A padronização da vida e o combate à diversidade

Tiago Tristão Artero

Sem ter muita opção, comunidades inteiras são obrigadas a abrir mão de seus territórios, de sua cultura, de suas crenças, de seus processos educativos, de sua medicina (específica de cada região, pois não é difícil entender que cada bioma possui suas plantas, climas e dinâmicas específicas) para proletarizar-se de acordo com interesses eminentemente internacionais.

O afastamento do ser humano de sua cultura local promove uma uniformização de padrões de comportamento, consumo, trabalho, educação e lazer nunca antes vista. É certo que, num sistema hegemônico que se coloca como absoluto, elementos regionais são valorizados à medida que interessem ao acúmulo de capital de grandes corporações.

A padronização permite o controle, o domínio e o empobrecimento da vida humana, dos animais e dos (nomeados por nós) “não vivos”. A diversidade, no sistema que se coloca como hegemônico, é escancaradamente combatida de todas as formas. Prova disto são a monocultura no campo, a indústria cultural e as pautas únicas de cada matéria, desenvolvidas na educação.
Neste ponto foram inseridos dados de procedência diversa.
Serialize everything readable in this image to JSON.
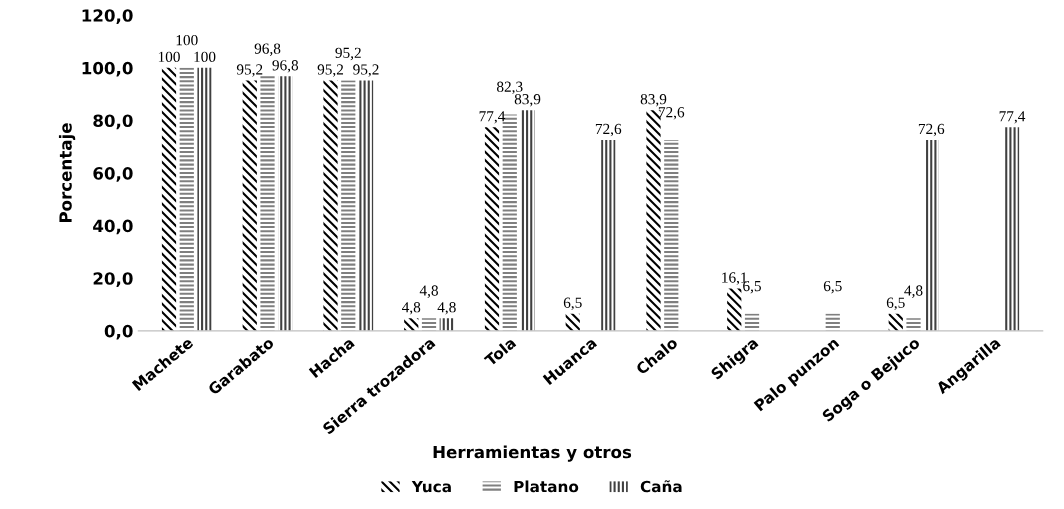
{
  "chart_data": {
    "type": "bar",
    "xlabel": "Herramientas y otros",
    "ylabel": "Porcentaje",
    "categories": [
      "Machete",
      "Garabato",
      "Hacha",
      "Sierra trozadora",
      "Tola",
      "Huanca",
      "Chalo",
      "Shigra",
      "Palo punzon",
      "Soga o Bejuco",
      "Angarilla"
    ],
    "series": [
      {
        "name": "Yuca",
        "color": "#000000",
        "values": [
          100,
          95.2,
          95.2,
          4.8,
          77.4,
          6.5,
          83.9,
          16.1,
          null,
          6.5,
          null
        ],
        "value_labels": [
          "100",
          "95,2",
          "95,2",
          "4,8",
          "77,4",
          "6,5",
          "83,9",
          "16,1",
          null,
          "6,5",
          null
        ]
      },
      {
        "name": "Platano",
        "color": "#7f7f7f",
        "values": [
          100,
          96.8,
          95.2,
          4.8,
          82.3,
          null,
          72.6,
          6.5,
          6.5,
          4.8,
          null
        ],
        "value_labels": [
          "100",
          "96,8",
          "95,2",
          "4,8",
          "82,3",
          null,
          "72,6",
          "6,5",
          "6,5",
          "4,8",
          null
        ]
      },
      {
        "name": "Caña",
        "color": "#404040",
        "values": [
          100,
          96.8,
          95.2,
          4.8,
          83.9,
          72.6,
          null,
          null,
          null,
          72.6,
          77.4
        ],
        "value_labels": [
          "100",
          "96,8",
          "95,2",
          "4,8",
          "83,9",
          "72,6",
          null,
          null,
          null,
          "72,6",
          "77,4"
        ]
      }
    ],
    "ylim": [
      0,
      120
    ],
    "yticks": [
      {
        "value": 0,
        "label": "0,0"
      },
      {
        "value": 20,
        "label": "20,0"
      },
      {
        "value": 40,
        "label": "40,0"
      },
      {
        "value": 60,
        "label": "60,0"
      },
      {
        "value": 80,
        "label": "80,0"
      },
      {
        "value": 100,
        "label": "100,0"
      },
      {
        "value": 120,
        "label": "120,0"
      }
    ],
    "grid": false,
    "legend": "bottom"
  }
}
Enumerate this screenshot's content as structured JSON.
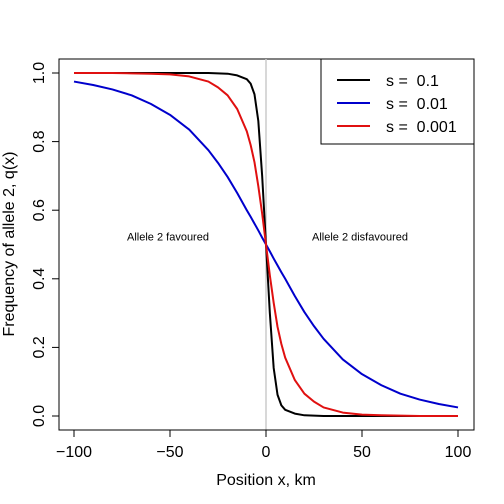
{
  "chart_data": {
    "type": "line",
    "xlabel": "Position x, km",
    "ylabel": "Frequency of allele 2, q(x)",
    "xlim": [
      -100,
      100
    ],
    "ylim": [
      0,
      1
    ],
    "xticks": [
      -100,
      -50,
      0,
      50,
      100
    ],
    "xtick_labels": [
      "−100",
      "−50",
      "0",
      "50",
      "100"
    ],
    "yticks": [
      0,
      0.2,
      0.4,
      0.6,
      0.8,
      1
    ],
    "ytick_labels": [
      "0.0",
      "0.2",
      "0.4",
      "0.6",
      "0.8",
      "1.0"
    ],
    "grid": false,
    "legend_position": "top-right",
    "vertical_line": {
      "x": 0,
      "color": "#cccccc"
    },
    "annotations": [
      {
        "text": "Allele 2 favoured",
        "x": -50,
        "y": 0.5
      },
      {
        "text": "Allele 2 disfavoured",
        "x": 50,
        "y": 0.5
      }
    ],
    "x": [
      -100,
      -90,
      -80,
      -70,
      -60,
      -50,
      -40,
      -30,
      -25,
      -20,
      -15,
      -10,
      -8,
      -6,
      -4,
      -2,
      0,
      2,
      4,
      6,
      8,
      10,
      15,
      20,
      25,
      30,
      40,
      50,
      60,
      70,
      80,
      90,
      100
    ],
    "series": [
      {
        "name": "s =  0.1",
        "color": "#000000",
        "values": [
          1.0,
          1.0,
          1.0,
          1.0,
          1.0,
          1.0,
          1.0,
          1.0,
          0.999,
          0.998,
          0.993,
          0.982,
          0.969,
          0.938,
          0.86,
          0.7,
          0.5,
          0.3,
          0.14,
          0.062,
          0.031,
          0.018,
          0.007,
          0.002,
          0.001,
          0.0,
          0.0,
          0.0,
          0.0,
          0.0,
          0.0,
          0.0,
          0.0
        ]
      },
      {
        "name": "s =  0.01",
        "color": "#0000cc",
        "values": [
          0.975,
          0.965,
          0.952,
          0.935,
          0.91,
          0.878,
          0.835,
          0.775,
          0.738,
          0.697,
          0.65,
          0.6,
          0.581,
          0.561,
          0.541,
          0.52,
          0.5,
          0.48,
          0.459,
          0.439,
          0.419,
          0.4,
          0.35,
          0.303,
          0.262,
          0.225,
          0.165,
          0.122,
          0.09,
          0.065,
          0.048,
          0.035,
          0.025
        ]
      },
      {
        "name": "s =  0.001",
        "color": "#e01010",
        "values": [
          1.0,
          1.0,
          1.0,
          0.999,
          0.998,
          0.996,
          0.99,
          0.975,
          0.958,
          0.935,
          0.895,
          0.83,
          0.79,
          0.74,
          0.67,
          0.59,
          0.5,
          0.41,
          0.33,
          0.26,
          0.21,
          0.17,
          0.105,
          0.065,
          0.042,
          0.025,
          0.01,
          0.004,
          0.002,
          0.001,
          0.0,
          0.0,
          0.0
        ]
      }
    ]
  }
}
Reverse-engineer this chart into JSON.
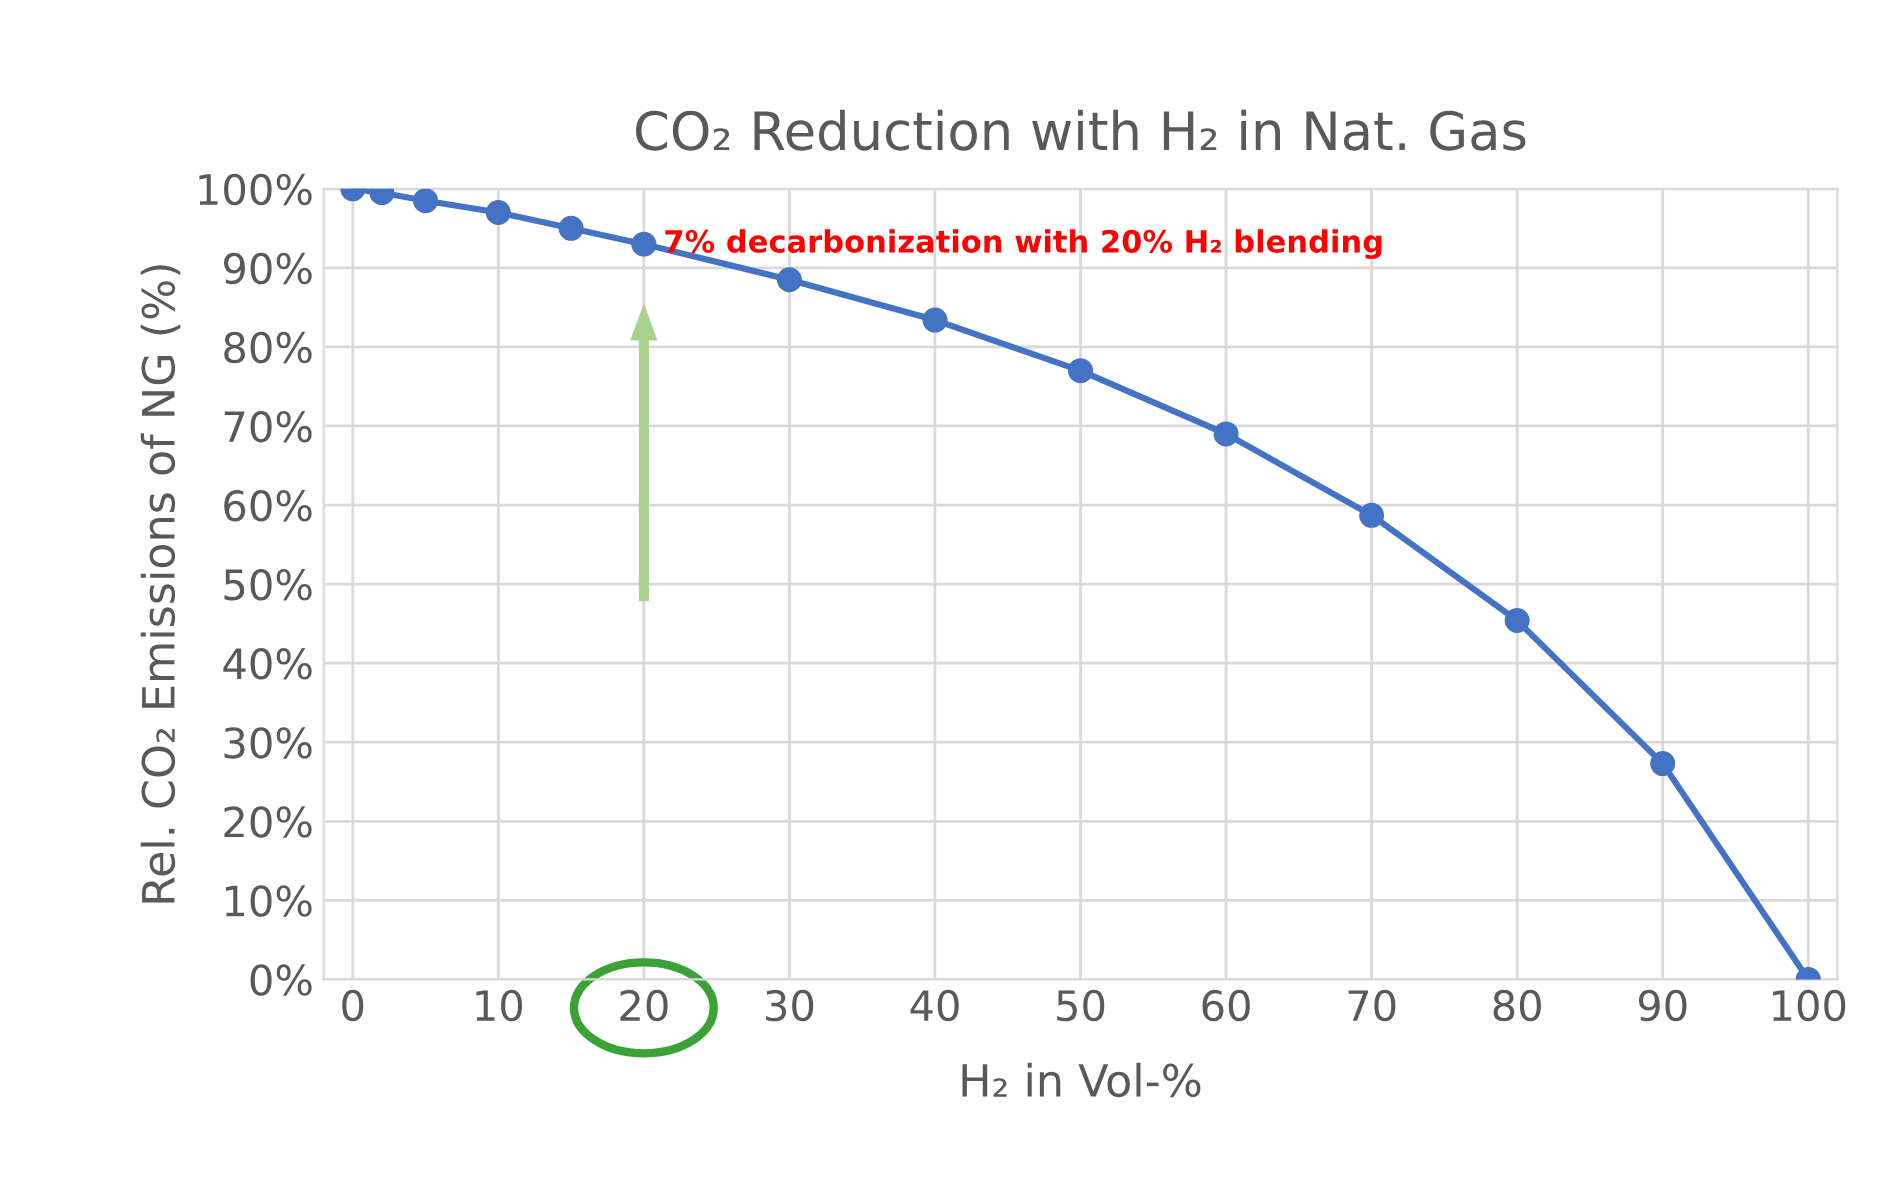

Sem ter muita opção, comunidades inteiras são obrigadas a abrir mão de seus territórios, de sua cultura, de suas crenças, de seus processos educativos, de sua medicina (específica de cada região, pois não é difícil entender que cada bioma possui suas plantas, climas e dinâmicas específicas) para proletarizar-se de acordo com interesses eminentemente internacionais.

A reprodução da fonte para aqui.